Dataset Downloads On Windows
MOABB/MNE may download public EEG files the first time you run a real benchmark. Keep those files outside the repo:
$env:MNE_DATA = "$HOME\mne_data"
$env:MNE_DATASETS_BNCI_PATH = "$HOME\mne_data"
The .gitignore blocks common local data folders and .mat files so dataset downloads do not get committed by accident.
Current Scope
Supported:
- Motor-imagery datasets:
BNCI2014_001,BNCI2014_004,Zhou2016,Weibo2014 - CSP + LDA baseline
- Subject-aware splitting when multiple subjects are provided
- Stratified holdout when only one subject is provided
- Chance level + binomial significance check
- Per-class metrics and a confusion matrix
- License / DOI / citation surfaced in the card
- EEGDash backend: metadata-only
scan+ evaluation-provenance records (no signal download)
Not supported yet:
- P300, SSVEP, c-VEP, or resting-state datasets
- Deep learning baselines
- Real-time hardware streams
- Web dashboards
Example
examples/BNCI2014_001.md is real output from an
actual run on the public BNCI2014_001 motor-imagery dataset (MOABB 1.5.0,
MNE 1.12.1, scikit-learn 1.9.0, seed 42):
eegauge benchmark --dataset BNCI2014_001 --subjects 1 2 3
Why this tool exists: within-subject vs cross-subject
The same CSP + LDA baseline gives very different numbers depending on how you split:
| Evaluation | Split method | Accuracy |
|---|---|---|
| Subject 1 only | stratified holdout (within-subject) | 0.751 |
| Subjects 1, 2, 3 | leave-one-subject-out (cross-subject) | 0.429 |
Chance is 0.25 for these four classes, so both results contain real signal.
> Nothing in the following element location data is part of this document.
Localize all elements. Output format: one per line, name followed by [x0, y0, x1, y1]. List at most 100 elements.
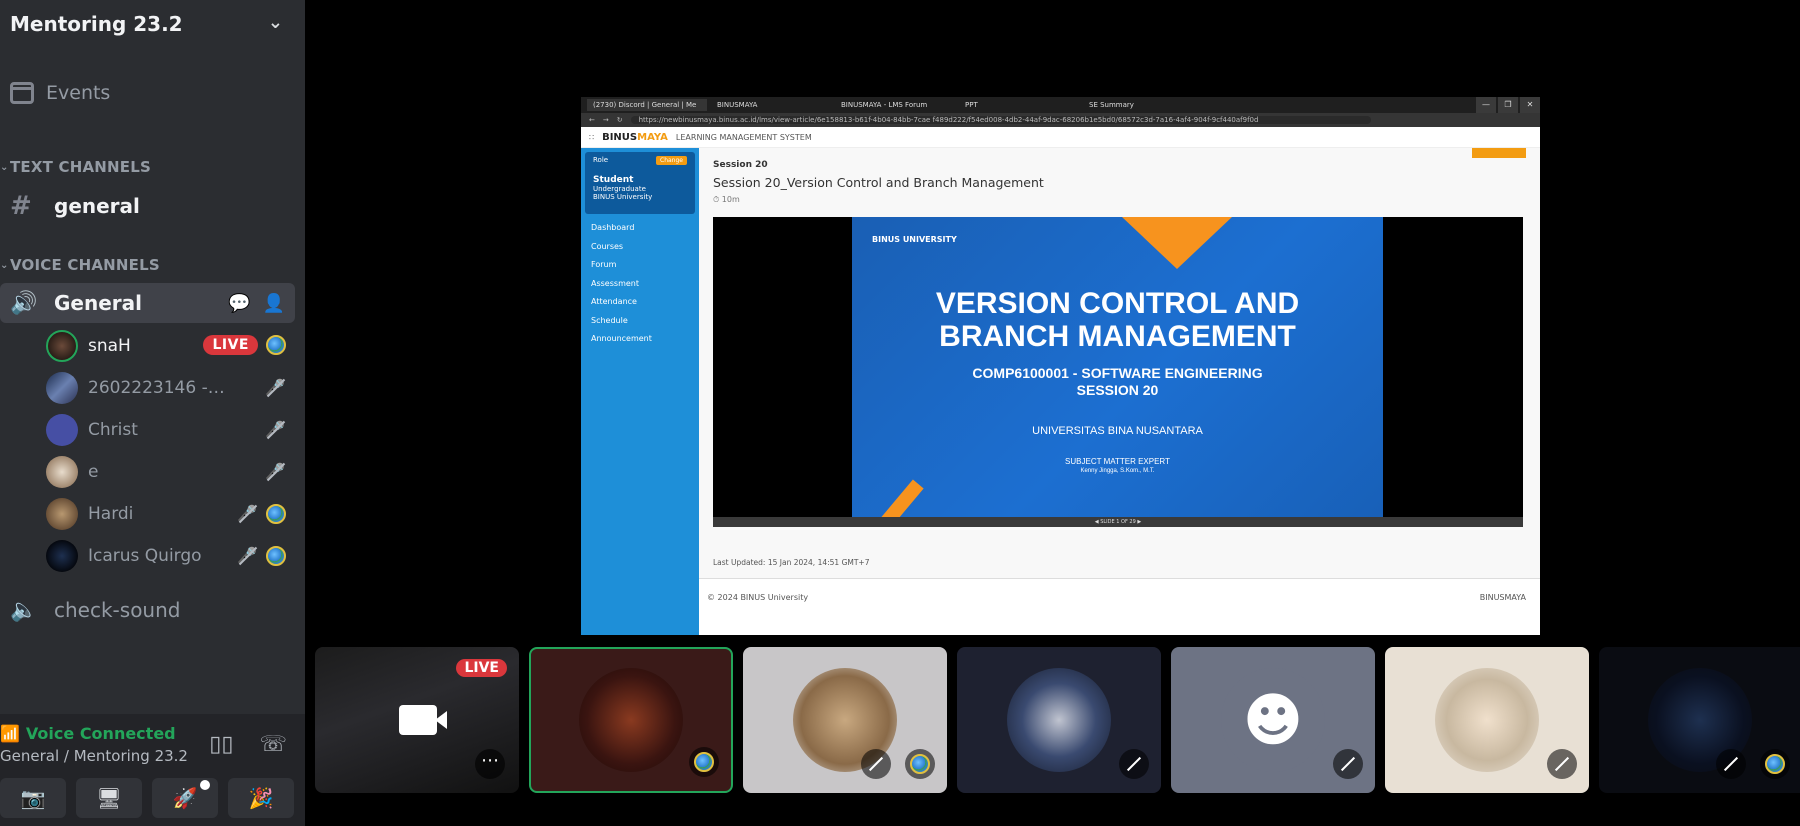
camera-off-button[interactable]: 📷	[0, 778, 66, 818]
maximize-icon[interactable]: ❐	[1498, 97, 1518, 113]
forward-icon[interactable]: →	[603, 116, 609, 124]
user-name: Hardi	[88, 504, 134, 524]
avatar	[46, 414, 78, 446]
next-slide-icon[interactable]: ▶	[1137, 519, 1141, 525]
session-label: Session 20	[713, 160, 768, 170]
voice-connection-panel: 📶 Voice Connected General / Mentoring 23…	[0, 714, 305, 826]
nav-forum[interactable]: Forum	[581, 255, 699, 274]
tile-screen-share[interactable]: LIVE ⋯	[315, 647, 519, 793]
change-role-button[interactable]: Change	[656, 156, 687, 165]
voice-status-label: Voice Connected	[25, 724, 176, 743]
live-badge: LIVE	[203, 335, 258, 355]
activity-globe-icon	[689, 747, 719, 777]
user-name: Icarus Quirgo	[88, 546, 202, 566]
camera-off-icon: 📷	[20, 786, 46, 810]
nav-announcement[interactable]: Announcement	[581, 329, 699, 348]
soundboard-button[interactable]: 🎉	[228, 778, 294, 818]
footer-brand: BINUSMAYA	[1479, 593, 1526, 602]
voice-user-snah[interactable]: snaH LIVE	[46, 328, 296, 364]
text-channels-category[interactable]: ⌄ TEXT CHANNELS	[0, 158, 151, 176]
voice-channel-general[interactable]: 🔊 General 💬 👤	[0, 283, 295, 323]
browser-tab[interactable]: (2730) Discord | General | Me	[587, 99, 707, 111]
nav-courses[interactable]: Courses	[581, 237, 699, 256]
browser-tab[interactable]: SE Summary	[1083, 99, 1203, 111]
browser-tab[interactable]: PPT	[959, 99, 1079, 111]
mic-muted-icon	[861, 749, 891, 779]
screen-share-stage[interactable]: (2730) Discord | General | Me BINUSMAYA …	[581, 97, 1540, 635]
slide-controls: ◀ SLIDE 1 OF 29 ▶	[713, 517, 1523, 527]
apps-grid-icon[interactable]: ∷	[589, 133, 594, 142]
voice-location[interactable]: General / Mentoring 23.2	[0, 747, 188, 765]
slide-sme-label: SUBJECT MATTER EXPERT	[1065, 457, 1170, 466]
session-title: Session 20_Version Control and Branch Ma…	[713, 175, 1044, 190]
events-item[interactable]: Events	[10, 78, 110, 108]
activity-globe-icon	[266, 504, 286, 524]
voice-status[interactable]: 📶 Voice Connected	[0, 724, 176, 743]
activity-globe-icon	[266, 546, 286, 566]
lms-sidebar: Role Change Student Undergraduate BINUS …	[581, 148, 699, 635]
user-name: 2602223146 - Zefa...	[88, 378, 228, 398]
tile-snah[interactable]	[529, 647, 733, 793]
mic-muted-icon: 🎤	[237, 504, 257, 523]
chat-icon[interactable]: 💬	[228, 293, 250, 314]
nav-schedule[interactable]: Schedule	[581, 311, 699, 330]
voice-user-christ[interactable]: Christ 🎤	[46, 412, 296, 448]
close-icon[interactable]: ✕	[1520, 97, 1540, 113]
voice-user-hardi[interactable]: Hardi 🎤	[46, 496, 296, 532]
role-label: Role	[593, 156, 609, 164]
voice-channel-check-sound[interactable]: 🔈 check-sound	[0, 590, 295, 630]
nav-assessment[interactable]: Assessment	[581, 274, 699, 293]
tile-e[interactable]	[1385, 647, 1589, 793]
nav-dashboard[interactable]: Dashboard	[581, 218, 699, 237]
invite-user-icon[interactable]: 👤	[263, 293, 285, 314]
footer-copyright: © 2024 BINUS University	[707, 593, 809, 602]
disconnect-icon[interactable]: ☏	[259, 732, 287, 757]
noise-suppression-icon[interactable]: ▯▯	[209, 732, 233, 757]
slide-person: Kenny Jingga, S.Kom., M.T.	[1080, 468, 1155, 474]
mic-muted-icon: 🎤	[265, 378, 285, 397]
tile-zefa[interactable]	[957, 647, 1161, 793]
tile-icarus[interactable]	[1599, 647, 1800, 793]
url-field[interactable]: https://newbinusmaya.binus.ac.id/lms/vie…	[630, 116, 1371, 124]
lms-content: Session 20 Session 20_Version Control an…	[699, 148, 1540, 635]
browser-tab[interactable]: BINUSMAYA	[711, 99, 831, 111]
channel-label: general	[54, 194, 140, 218]
back-icon[interactable]: ←	[589, 116, 595, 124]
channel-label: General	[54, 291, 142, 315]
reload-icon[interactable]: ↻	[617, 116, 623, 124]
mic-muted-icon	[1547, 749, 1577, 779]
activities-button[interactable]: 🚀	[152, 778, 218, 818]
voice-channels-category[interactable]: ⌄ VOICE CHANNELS	[0, 256, 160, 274]
mic-muted-icon: 🎤	[265, 462, 285, 481]
prev-slide-icon[interactable]: ◀	[1095, 519, 1099, 525]
nav-attendance[interactable]: Attendance	[581, 292, 699, 311]
screen-share-button[interactable]: 🖥	[76, 778, 142, 818]
browser-tab[interactable]: BINUSMAYA - LMS Forum	[835, 99, 955, 111]
slide-decoration	[1122, 217, 1232, 269]
hash-icon: #	[10, 191, 32, 221]
voice-user-icarus[interactable]: Icarus Quirgo 🎤	[46, 538, 296, 574]
slide-player[interactable]: BINUS UNIVERSITY VERSION CONTROL AND BRAN…	[713, 217, 1523, 527]
chevron-down-icon[interactable]: ⌄	[268, 12, 283, 33]
voice-user-zefa[interactable]: 2602223146 - Zefa... 🎤	[46, 370, 296, 406]
tile-christ[interactable]: ☻	[1171, 647, 1375, 793]
mic-muted-icon	[1119, 749, 1149, 779]
role-university: BINUS University	[593, 193, 653, 201]
voice-user-e[interactable]: e 🎤	[46, 454, 296, 490]
activity-globe-icon	[1760, 749, 1790, 779]
more-icon[interactable]: ⋯	[475, 749, 505, 779]
slide-decoration	[874, 479, 924, 517]
server-header[interactable]: Mentoring 23.2 ⌄	[0, 0, 305, 48]
soundboard-icon: 🎉	[248, 786, 274, 810]
user-name: snaH	[88, 336, 131, 356]
tile-hardi[interactable]	[743, 647, 947, 793]
server-name: Mentoring 23.2	[10, 12, 183, 36]
channel-general-text[interactable]: # general	[0, 186, 295, 226]
avatar	[1007, 668, 1111, 772]
role-level: Undergraduate	[593, 185, 646, 193]
video-camera-icon	[399, 705, 447, 735]
minimize-icon[interactable]: —	[1476, 97, 1496, 113]
events-label: Events	[46, 82, 111, 104]
action-button[interactable]	[1472, 148, 1526, 158]
avatar	[46, 456, 78, 488]
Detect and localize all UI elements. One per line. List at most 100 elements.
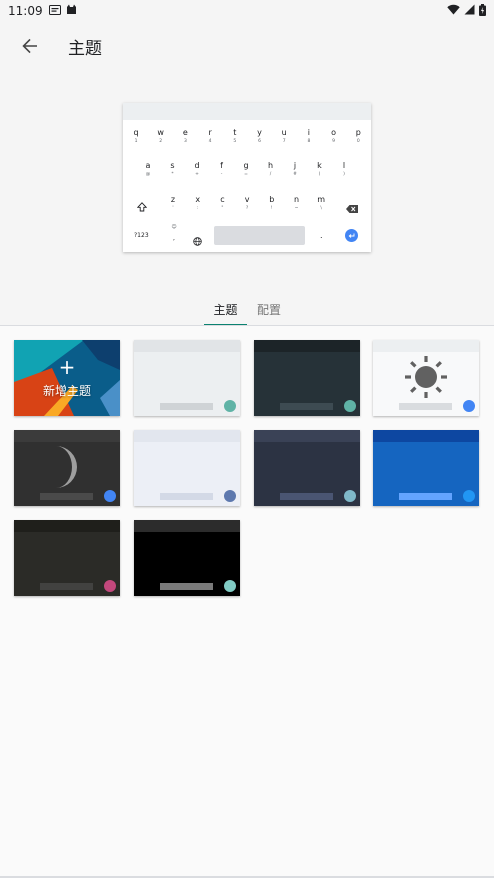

But the within-subject score is far more optimistic than the cross-subject score. Quoting the 0.751 number as if a model "works" is exactly the evaluation mistake this tool helps beginners notice and avoid. The generated card always states the split method so the number can't be read out of context.
| Within-subject (optimistic) | Cross-subject (honest) |
|---|---|
![]() | ![]() |
Beyond accuracy
The card also reports the chance level and whether the score beats it (an approximate binomial test), plus per-class precision/recall/F1 and a confusion matrix. On this run, cross-subject accuracy is 0.429 vs a 0.25 chance level (binomial p < 0.001), but the per-class breakdown shows the baseline barely detects the "feet" class - detail a single accuracy number hides.

Development
See CONTRIBUTING.md for setup and contribution guidance, and CHANGELOG.md for release notes.
Run tests:
py -m pytest
Run CLI smoke checks:
eegauge --help
eegauge scan --help
eegauge benchmark --help
Responsible Claims
This project is research tooling for public datasets. EEG signals are noisy, dataset-specific, and easy to overfit. Reported metrics are only meaningful with the stated split method, subject count, preprocessing, and dataset limitations.
Do not describe this project as medical software, mind reading, diagnosis, treatment, or a validated assistive communication system.